The German Research Foundation (DFG) today announced the establishment of a new Collaborative Research Centre/Transregio (TRR) on the topic of "Explainability of Artificial Intelligence (AI)" at the Universities of Paderborn and Bielefeld. Over the next four years, it will provide around 14 million euros in funding for this. The strongly interdisciplinary research programme entitled "Constructing Explainability" goes beyond the question of explainability of AI as the basis of algorithmic decision-making. The approach promotes the active participation of people in socio-technical systems. The aim is to improve human-machine interaction, to focus on the understanding of algorithms and to investigate this as a product of a multimodal explanatory process. The four-year funding starts on 1 July.
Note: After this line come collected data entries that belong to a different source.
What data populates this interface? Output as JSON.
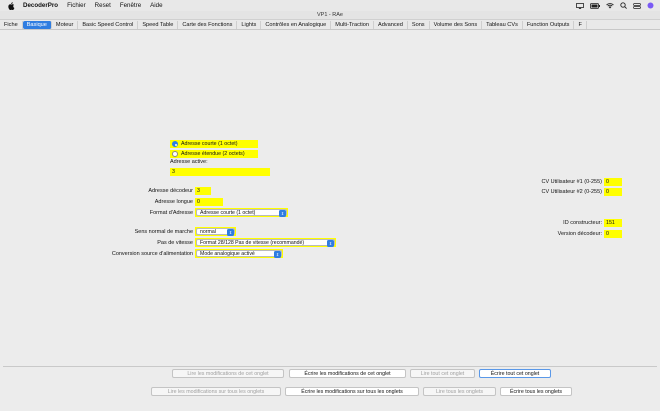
{
  "menubar": {
    "app": "DecoderPro",
    "items": [
      "Fichier",
      "Reset",
      "Fenêtre",
      "Aide"
    ]
  },
  "window": {
    "title": "VP1 - RAe"
  },
  "tabs": [
    "Fiche",
    "Basique",
    "Moteur",
    "Basic Speed Control",
    "Speed Table",
    "Carte des Fonctions",
    "Lights",
    "Contrôles en Analogique",
    "Multi-Traction",
    "Advanced",
    "Sons",
    "Volume des Sons",
    "Tableau CVs",
    "Function Outputs",
    "F"
  ],
  "active_tab": "Basique",
  "address": {
    "short_label": "Adresse courte (1 octet)",
    "extended_label": "Adresse étendue (2 octets)",
    "active_label": "Adresse active:",
    "active_value": "3"
  },
  "fields": {
    "decoder_address_label": "Adresse décodeur",
    "decoder_address_value": "3",
    "long_address_label": "Adresse longue",
    "long_address_value": "0",
    "address_format_label": "Format d'Adresse",
    "address_format_value": "Adresse courte (1 octet)",
    "direction_label": "Sens normal de marche",
    "direction_value": "normal",
    "speed_step_label": "Pas de vitesse",
    "speed_step_value": "Format 28/128 Pas de vitesse (recommandé)",
    "power_source_label": "Conversion source d'alimentation",
    "power_source_value": "Mode analogique activé"
  },
  "right": {
    "cv_user1_label": "CV Utilisateur #1 (0-255)",
    "cv_user1_value": "0",
    "cv_user2_label": "CV Utilisateur #2 (0-255)",
    "cv_user2_value": "0",
    "manufacturer_label": "ID constructeur:",
    "manufacturer_value": "151",
    "version_label": "Version décodeur:",
    "version_value": "0"
  },
  "buttons": {
    "read_changes_tab": "Lire les modifications de cet onglet",
    "write_changes_tab": "Écrire les modifications de cet onglet",
    "read_all_tab": "Lire tout cet onglet",
    "write_all_tab": "Écrire tout cet onglet",
    "read_changes_all": "Lire les modifications sur tous les onglets",
    "write_changes_all": "Écrire les modifications sur tous les onglets",
    "read_all": "Lire tous les onglets",
    "write_all": "Écrire tous les onglets"
  },
  "colors": {
    "accent": "#2f7de1",
    "highlight": "#ffff00"
  }
}
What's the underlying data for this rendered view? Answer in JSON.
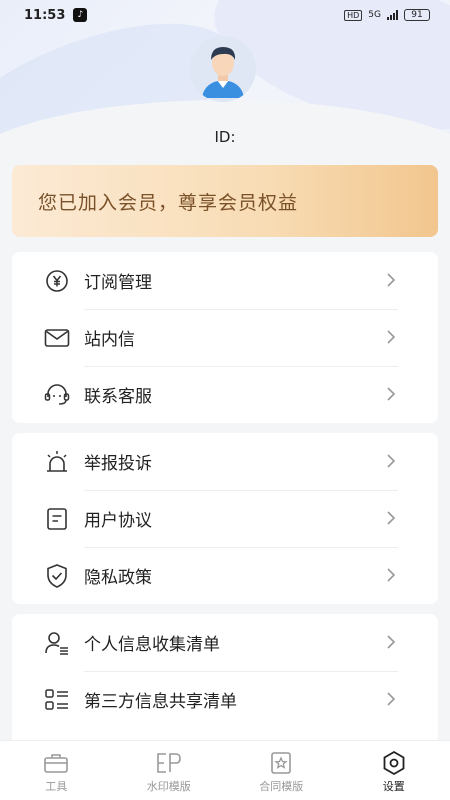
{
  "status_bar": {
    "time": "11:53",
    "hd_label": "HD",
    "network": "5G",
    "battery": "91"
  },
  "profile": {
    "id_label": "ID:"
  },
  "member_banner": {
    "text": "您已加入会员，尊享会员权益"
  },
  "menu_group_1": [
    {
      "label": "订阅管理",
      "icon": "yen-circle-icon"
    },
    {
      "label": "站内信",
      "icon": "mail-icon"
    },
    {
      "label": "联系客服",
      "icon": "headset-icon"
    }
  ],
  "menu_group_2": [
    {
      "label": "举报投诉",
      "icon": "alarm-icon"
    },
    {
      "label": "用户协议",
      "icon": "document-icon"
    },
    {
      "label": "隐私政策",
      "icon": "shield-check-icon"
    }
  ],
  "menu_group_3": [
    {
      "label": "个人信息收集清单",
      "icon": "user-list-icon"
    },
    {
      "label": "第三方信息共享清单",
      "icon": "share-list-icon"
    }
  ],
  "tabbar": [
    {
      "label": "工具",
      "icon": "toolbox-icon",
      "active": false
    },
    {
      "label": "水印模版",
      "icon": "watermark-icon",
      "active": false
    },
    {
      "label": "合同模版",
      "icon": "contract-icon",
      "active": false
    },
    {
      "label": "设置",
      "icon": "settings-icon",
      "active": true
    }
  ]
}
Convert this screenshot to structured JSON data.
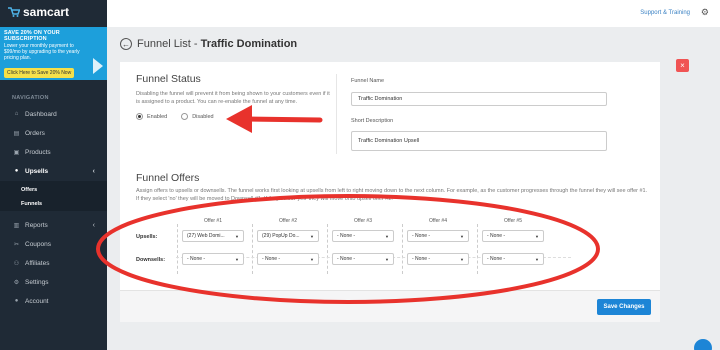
{
  "brand": {
    "name": "samcart"
  },
  "promo": {
    "title": "SAVE 20% ON YOUR SUBSCRIPTION",
    "text": "Lower your monthly payment to $99/mo by upgrading to the yearly pricing plan.",
    "button": "Click Here to Save 20% Now"
  },
  "sidebar": {
    "heading": "NAVIGATION",
    "items": [
      {
        "label": "Dashboard",
        "icon": "home-icon"
      },
      {
        "label": "Orders",
        "icon": "orders-icon"
      },
      {
        "label": "Products",
        "icon": "products-icon"
      },
      {
        "label": "Upsells",
        "icon": "upsells-icon",
        "chevron": "‹"
      },
      {
        "label": "Reports",
        "icon": "reports-icon",
        "chevron": "‹"
      },
      {
        "label": "Coupons",
        "icon": "coupons-icon"
      },
      {
        "label": "Affiliates",
        "icon": "affiliates-icon"
      },
      {
        "label": "Settings",
        "icon": "settings-icon"
      },
      {
        "label": "Account",
        "icon": "account-icon"
      }
    ],
    "subitems": [
      "Offers",
      "Funnels"
    ]
  },
  "topbar": {
    "support": "Support & Training"
  },
  "page": {
    "title_prefix": "Funnel List - ",
    "title_name": "Traffic Domination"
  },
  "funnel_status": {
    "title": "Funnel Status",
    "description": "Disabling the funnel will prevent it from being shown to your customers even if it is assigned to a product. You can re-enable the funnel at any time.",
    "enabled": "Enabled",
    "disabled": "Disabled",
    "selected": "Enabled"
  },
  "funnel_name": {
    "label": "Funnel Name",
    "value": "Traffic Domination"
  },
  "short_description": {
    "label": "Short Description",
    "value": "Traffic Domination Upsell"
  },
  "funnel_offers": {
    "title": "Funnel Offers",
    "description": "Assign offers to upsells or downsells. The funnel works first looking at upsells from left to right moving down to the next column. For example, as the customer progresses through the funnel they will see offer #1. If they select 'no' they will be moved to Downsell #1. If they select 'yes' they will move onto upsell offer #2.",
    "headers": [
      "Offer #1",
      "Offer #2",
      "Offer #3",
      "Offer #4",
      "Offer #5"
    ],
    "upsells_label": "Upsells:",
    "downsells_label": "Downsells:",
    "upsells": [
      "(27) Web Domi...",
      "(29) PopUp Do...",
      "- None -",
      "- None -",
      "- None -"
    ],
    "downsells": [
      "- None -",
      "- None -",
      "- None -",
      "- None -",
      "- None -"
    ]
  },
  "actions": {
    "save": "Save Changes",
    "close": "×"
  },
  "colors": {
    "sidebar": "#1f2a36",
    "accent": "#1d85d6",
    "promo": "#1d9fdb",
    "annotation": "#e8322c"
  }
}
Artificial intelligence is now an integral part of modern life - it sorts out job applications, reviews X-rays and suggests new song lists. Algorithmic decision-making is the basis for such processes. "Citizens have a right to have algorithmic decisions made transparent. The goal of making algorithms accessible is at the core of so-called eXplainable Artificial Intelligence (XAI), which focuses on transparency, interpretability and explainability as desired outcomes," says Prof. Dr. Katharina Rohlfing, spokesperson of the new Collaborative Research Centre. "The problem is that in our digital society, algorithmic approaches such as machine learning are rapidly increasing in complexity. Opacity is a serious problem in all contexts, but especially when people have to make decisions on this opaque basis," adds Prof. Dr. Philipp Cimiano as deputy spokesperson. Especially when it comes to predictions in the field of medicine or jurisprudence, it is necessary to understand machine-controlled decision-making, Cimiano continues. Although there are already approaches that focus on the explainability of corresponding systems, the explanations that emerge presuppose knowledge about how AI works. What is missing, according to Cimiano and Rohlfing, are concepts for the co-construction of explanations, in which the addressees - i.e. the humans - are more strongly involved in the AI-controlled explanation process.
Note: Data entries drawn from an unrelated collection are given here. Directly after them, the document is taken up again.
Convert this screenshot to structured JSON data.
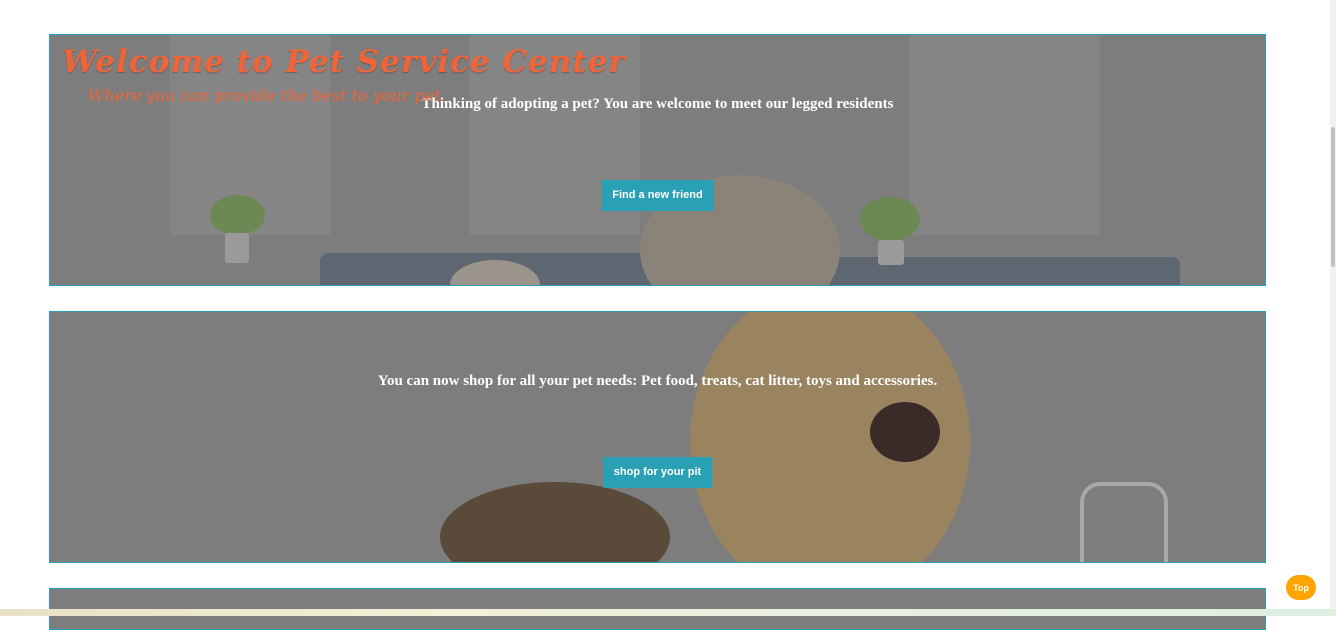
{
  "hero": {
    "title": "Welcome to Pet Service Center",
    "subtitle": "Where you can provide the best to your pet."
  },
  "sections": [
    {
      "text": "Thinking of adopting a pet? You are welcome to meet our legged residents",
      "button_label": "Find a new friend"
    },
    {
      "text": "You can now shop for all your pet needs: Pet food, treats, cat litter, toys and accessories.",
      "button_label": "shop for your pit"
    }
  ],
  "top_button_label": "Top",
  "colors": {
    "accent": "#2aa0b4",
    "title": "#f0643a",
    "top_button": "#ffa500"
  }
}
Rohlfing explains: "In our approach, we assume that explanations are only comprehensible for the users if they are not only created for them, but also with them. In explanations among people, this is ensured by the exchange between the participants, who can ask questions and express incomprehension." In an interdisciplinary team, linguists, psychologists, media researchers, sociologists, economists and computer scientists are working closely together to explore the principles and mechanisms of explanation and understanding as social practices and how these can be implemented in AI systems. Furthermore, the team explores how the co-construction of explanations in the interplay between humans and machines establishes new social practices and how these impact society.
The approach is intended to provide new answers to social challenges related to artificial intelligence. At its core, it is about human participation in socio-technical systems, which also promotes users' information sovereignty. "Our goal is to create new forms of communication with AI systems that can really be explained and understood, thus enabling new forms of assistance," Rohlfing summarises.